When first trying to build this new version, we noticed that there were still problems with binutils detection because the configure scripts of Extrae assume that the binutils libraries are under a lib directory in the provided binutils path while in the EESSI compat layer they are directly in the provided directory (i.e. without the /lib). This was solved with a patch file committed to the EasyBuild easyconfigs repository, that modifies both configure and config/macros.m4 to make binutils detection more robust. This patch was also provided to Extrae developers to incorporate into future releases.

The next step was to submit a Pull Request to the EasyBuild easyblocks repository with some modifications to the extrae.py easyblock that:

  • Removed configure options --enable-xml and --with-dwarf that were no longer available in Extrae starting from v4.1.0.
  • Added --with-xml option to specify libxml2 root dir.
  • Added --enable-posix-clock configure option for RISCV64 (needed to build Extrae as no lower level clock seems to be available yet in RISC-V architectures).

With all of this in place, we managed to correctly build Extrae but found out that many tests failed to pass, including all 21 under the MPI directory. We reported this fact to Extrae developers who answered that there was a critical bug fix related to MPI tracing in version 4.1.7 so we switched to that version before continuing our work.

Work with version 4.1.7

We tested the build of that version (of course including all the work done before for previous versions) and we still saw some errors in the make checkphase. We focused first in the following 3:

  • FAIL: mpi_commranksize_f_1proc.sh
  • FAIL: pthread.sh
  • FAIL: check_Extrae_xml_envvar_counters.sh

Regarding the first one, we found a bug in the Extrae test itself: the mpi_comm_ranksize_f_1proc.sh was invoking trace-ldpreload.sh instead of the Fortran version trace-ldpreloadf.sh and this caused the test to fail. We submitted a Pull Request to the Extrae repository with the bugfix that has been already merged and incorporated into new releases.

Regarding the second one, it was reported to Extrae developers as an issue. They suggested commenting out a call at src/tracer/wrappers/pthread/pthread_wrapper.c at line 240: //Backend_Flush_pThread (pthread_self());. We reported that this fixed the issue so this change has also been incorporated into the Extrae main branch for future releases.

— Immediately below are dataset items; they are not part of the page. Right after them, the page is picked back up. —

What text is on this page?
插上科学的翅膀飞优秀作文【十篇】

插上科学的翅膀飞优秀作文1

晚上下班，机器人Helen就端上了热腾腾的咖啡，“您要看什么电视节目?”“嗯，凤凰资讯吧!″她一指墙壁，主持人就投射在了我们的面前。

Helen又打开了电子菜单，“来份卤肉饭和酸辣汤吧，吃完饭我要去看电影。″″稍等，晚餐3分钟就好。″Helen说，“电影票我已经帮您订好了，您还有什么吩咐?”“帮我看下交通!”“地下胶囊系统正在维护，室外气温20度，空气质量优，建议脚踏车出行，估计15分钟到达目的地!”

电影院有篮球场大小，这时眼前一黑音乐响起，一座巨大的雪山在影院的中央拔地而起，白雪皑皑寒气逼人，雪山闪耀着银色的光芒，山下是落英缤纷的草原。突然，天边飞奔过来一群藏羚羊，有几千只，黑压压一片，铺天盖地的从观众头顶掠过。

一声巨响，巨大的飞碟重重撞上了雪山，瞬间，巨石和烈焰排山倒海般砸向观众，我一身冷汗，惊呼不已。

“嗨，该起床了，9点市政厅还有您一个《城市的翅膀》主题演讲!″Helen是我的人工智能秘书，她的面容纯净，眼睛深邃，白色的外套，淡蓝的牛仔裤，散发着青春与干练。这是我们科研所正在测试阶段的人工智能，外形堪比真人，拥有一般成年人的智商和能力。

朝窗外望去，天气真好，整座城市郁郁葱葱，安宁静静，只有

The last failing test was an issue related with the access to HW counters on the building/testing system. The problem was that the test assumed that Extrae (through PAPI) can access HW counters (in this case, PAPI_TOT_INS). This might not be the case because this is very system-dependent (since it involves permissions, etc). As a solution, we committed a patch to the Extrae repository which ensured that the test will not fail if PAPI_TOT_CYC is unavailable in the testing system. As this has not been incorporated yet into the Extrae repository, we also committed a patch file to the EasyBuild easyconfigs repository that solves the problem with this specific test but also with others that suffered from this same issue.

Finally, version 4.2.0

Due to the bugfixes mentioned in previous section that were incorporated into the Extrae repository, we switched again to an updated version of Extrae (in this case v4.2.0). With that updated version and the easyconfig (and patches) and easyblock modifications tests started to pass successfully in most of the testing platforms.

We noticed, however, that Extrae produced segmentation faults when using libunwind in ARM architectures. Our approach to that was to report the issue to Extrae developers and to make this dependency architecture specific (i.e. forcing --without-unwind when building for ARM while keeping the dependency for the rest of architectures). We did this in a Pull Request to the EasyBuild easyconfigs repository that is already merged. In this same Pull Request we added zlib as an explicit dependency in the easyconfig file for all architectures.

The last issue we encountered was similar to the previous one but in this case was seen on some RISC-V platforms and related to dynamic memory instrumentation. We adopted the same approach and reported the issue to Extrae developers and added --disable-instrument-dynamic-memory to the configure options in a Pull Request already merged into the EasyBuild-Easyconfigs repository.

With that, all tests passed in all platforms and we were able to incorporate Extrae to the list of software available in both the software.eessi.io and riscv.eessi.io repositories of EESSI.

Portable test run of ESPResSo on EuroHPC systems via EESSI

ESPResSo logo

Since 14 June 2024, ESPResSo v4.2.2 is available in the EESSI production repository software.eessi.io, optimized for the 8 CPU targets that are fully supported by version 2023.06 of EESSI. This allows running ESPResSo effortlessly on the EuroHPC systems where EESSI is already available, like Vega and Karolina.

On 27 June 2024, an additional installation of ESPResSo v4.2.2 that is optimized for Arm A64FX processors was added, which enables also running ESPResSo efficiently on Deucalion, even though EESSI is not available yet system-wide on Deucalion (see below for more details).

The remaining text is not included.